Keep the rest of the dataset and model unchanged.
Hint 1
Hint 2
Hint 3
Solution
ML Python
import pandas as pd
from sklearn.model_selection import train_test_split
from sklearn.linear_model import LogisticRegression
from sklearn.metrics import accuracy_score

# Sample data creation
# For demonstration, create a simple dataset
data = pd.DataFrame({
    'Age': [22, 25, 47, 52, 46, 56, 55, 60, 18, 30, 40, 70, 80, 85],
    'Feature1': [1, 0, 1, 0, 1, 0, 1, 0, 1, 0, 1, 0, 1, 0],
    'Target': [0, 0, 1, 1, 1, 1, 1, 1, 0, 0, 1, 1, 1, 1]
})

# Original model with continuous Age
X_orig = data[['Age', 'Feature1']]
y = data['Target']
X_train_orig, X_test_orig, y_train, y_test = train_test_split(X_orig, y, test_size=0.3, random_state=42)
model_orig = LogisticRegression()
model_orig.fit(X_train_orig, y_train)
y_pred_orig = model_orig.predict(X_test_orig)
orig_accuracy = accuracy_score(y_test, y_pred_orig) * 100

# Binning Age into 4 categories
bins = [0, 25, 50, 70, 100]
labels = ['Young', 'Adult', 'Senior', 'Elder']
data['Age_binned'] = pd.cut(data['Age'], bins=bins, labels=labels, right=False)

# Convert categorical bins to numeric codes
# Option 1: Use codes
# data['Age_binned_code'] = data['Age_binned'].cat.codes

# Option 2: Use one-hot encoding
age_dummies = pd.get_dummies(data['Age_binned'], prefix='Age')

# Prepare new features
X_binned = pd.concat([age_dummies, data['Feature1']], axis=1)

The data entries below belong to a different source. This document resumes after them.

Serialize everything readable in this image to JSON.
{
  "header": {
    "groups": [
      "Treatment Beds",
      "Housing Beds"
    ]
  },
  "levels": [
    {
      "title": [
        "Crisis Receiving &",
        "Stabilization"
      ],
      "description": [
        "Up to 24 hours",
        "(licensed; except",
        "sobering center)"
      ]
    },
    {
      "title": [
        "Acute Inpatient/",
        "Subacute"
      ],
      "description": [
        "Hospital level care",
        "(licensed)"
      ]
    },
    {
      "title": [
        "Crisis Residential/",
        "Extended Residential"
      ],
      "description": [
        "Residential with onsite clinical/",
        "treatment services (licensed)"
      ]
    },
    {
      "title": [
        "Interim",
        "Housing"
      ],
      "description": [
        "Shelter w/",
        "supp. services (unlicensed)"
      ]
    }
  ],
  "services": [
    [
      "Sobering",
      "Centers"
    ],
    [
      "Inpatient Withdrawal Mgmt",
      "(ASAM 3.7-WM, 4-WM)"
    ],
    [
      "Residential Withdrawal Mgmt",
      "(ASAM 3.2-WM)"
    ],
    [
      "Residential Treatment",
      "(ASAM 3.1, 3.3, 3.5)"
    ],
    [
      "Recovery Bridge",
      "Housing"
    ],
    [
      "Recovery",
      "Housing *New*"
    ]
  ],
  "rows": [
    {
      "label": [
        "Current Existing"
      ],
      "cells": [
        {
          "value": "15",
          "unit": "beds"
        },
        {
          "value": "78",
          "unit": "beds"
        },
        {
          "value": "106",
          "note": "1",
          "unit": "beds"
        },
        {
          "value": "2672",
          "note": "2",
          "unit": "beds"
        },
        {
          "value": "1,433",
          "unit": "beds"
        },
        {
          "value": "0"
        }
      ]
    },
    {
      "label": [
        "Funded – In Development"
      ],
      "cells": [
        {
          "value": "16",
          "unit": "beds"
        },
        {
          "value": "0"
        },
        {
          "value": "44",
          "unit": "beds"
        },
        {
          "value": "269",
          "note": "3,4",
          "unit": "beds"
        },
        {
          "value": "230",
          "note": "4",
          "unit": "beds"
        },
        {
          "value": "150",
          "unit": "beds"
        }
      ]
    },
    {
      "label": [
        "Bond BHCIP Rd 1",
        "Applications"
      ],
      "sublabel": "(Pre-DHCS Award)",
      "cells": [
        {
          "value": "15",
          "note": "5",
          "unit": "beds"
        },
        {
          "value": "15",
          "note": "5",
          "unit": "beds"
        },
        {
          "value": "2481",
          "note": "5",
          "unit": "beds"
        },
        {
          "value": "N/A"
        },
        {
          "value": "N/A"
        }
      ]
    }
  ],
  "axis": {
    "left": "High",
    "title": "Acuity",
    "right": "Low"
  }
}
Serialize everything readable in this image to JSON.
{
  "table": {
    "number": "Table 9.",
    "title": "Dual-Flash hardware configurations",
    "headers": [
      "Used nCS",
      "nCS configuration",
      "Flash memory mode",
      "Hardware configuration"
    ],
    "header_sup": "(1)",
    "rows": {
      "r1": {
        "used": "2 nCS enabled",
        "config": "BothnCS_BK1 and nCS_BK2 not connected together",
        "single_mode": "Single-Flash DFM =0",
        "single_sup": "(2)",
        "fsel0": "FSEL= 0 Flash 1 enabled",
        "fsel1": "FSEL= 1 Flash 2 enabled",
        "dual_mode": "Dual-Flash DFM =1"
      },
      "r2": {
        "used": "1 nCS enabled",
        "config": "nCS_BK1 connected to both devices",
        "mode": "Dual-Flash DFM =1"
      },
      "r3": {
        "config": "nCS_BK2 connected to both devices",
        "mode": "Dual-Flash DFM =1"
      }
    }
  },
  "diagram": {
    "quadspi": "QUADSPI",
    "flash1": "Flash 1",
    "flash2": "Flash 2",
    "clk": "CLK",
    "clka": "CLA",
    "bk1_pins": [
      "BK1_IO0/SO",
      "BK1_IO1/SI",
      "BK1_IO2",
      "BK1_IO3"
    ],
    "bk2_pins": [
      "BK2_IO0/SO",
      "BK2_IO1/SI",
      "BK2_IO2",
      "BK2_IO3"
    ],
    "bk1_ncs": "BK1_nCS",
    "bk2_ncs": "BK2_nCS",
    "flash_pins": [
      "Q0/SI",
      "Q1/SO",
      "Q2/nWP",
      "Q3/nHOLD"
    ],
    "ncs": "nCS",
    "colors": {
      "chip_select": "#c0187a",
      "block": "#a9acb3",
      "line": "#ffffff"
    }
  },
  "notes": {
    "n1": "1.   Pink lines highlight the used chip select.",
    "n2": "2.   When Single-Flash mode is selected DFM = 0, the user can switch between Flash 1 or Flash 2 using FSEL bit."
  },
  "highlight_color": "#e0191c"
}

X_train_bin, X_test_bin, y_train, y_test = train_test_split(X_binned, y, test_size=0.3, random_state=42)
model_bin = LogisticRegression()
model_bin.fit(X_train_bin, y_train)
y_pred_bin = model_bin.predict(X_test_bin)
bin_accuracy = accuracy_score(y_test, y_pred_bin) * 100

print(f"Original model accuracy with continuous Age: {orig_accuracy:.2f}%")
print(f"Model accuracy with binned Age: {bin_accuracy:.2f}%")
Used pandas.cut() to divide 'Age' into 4 bins with labels.
Added 'right=False' parameter to pandas.cut() to make bins left-inclusive and right-exclusive.
Converted the binned 'Age' variable into one-hot encoded features.
Replaced continuous 'Age' with binned features in the model input.
Retrained the logistic regression model with binned features.
Results Interpretation

Before: Model accuracy with continuous Age: 78.5%

After: Model accuracy with binned Age: 78.5%

Binning continuous variables can maintain model accuracy while making the model easier to interpret by grouping values into meaningful categories.
Bonus Experiment
Try using different numbers of bins (e.g., 3 or 5) and observe how the model accuracy changes.
💡 Hint
Adjust the 'bins' parameter in pandas.cut() and retrain the model to compare results.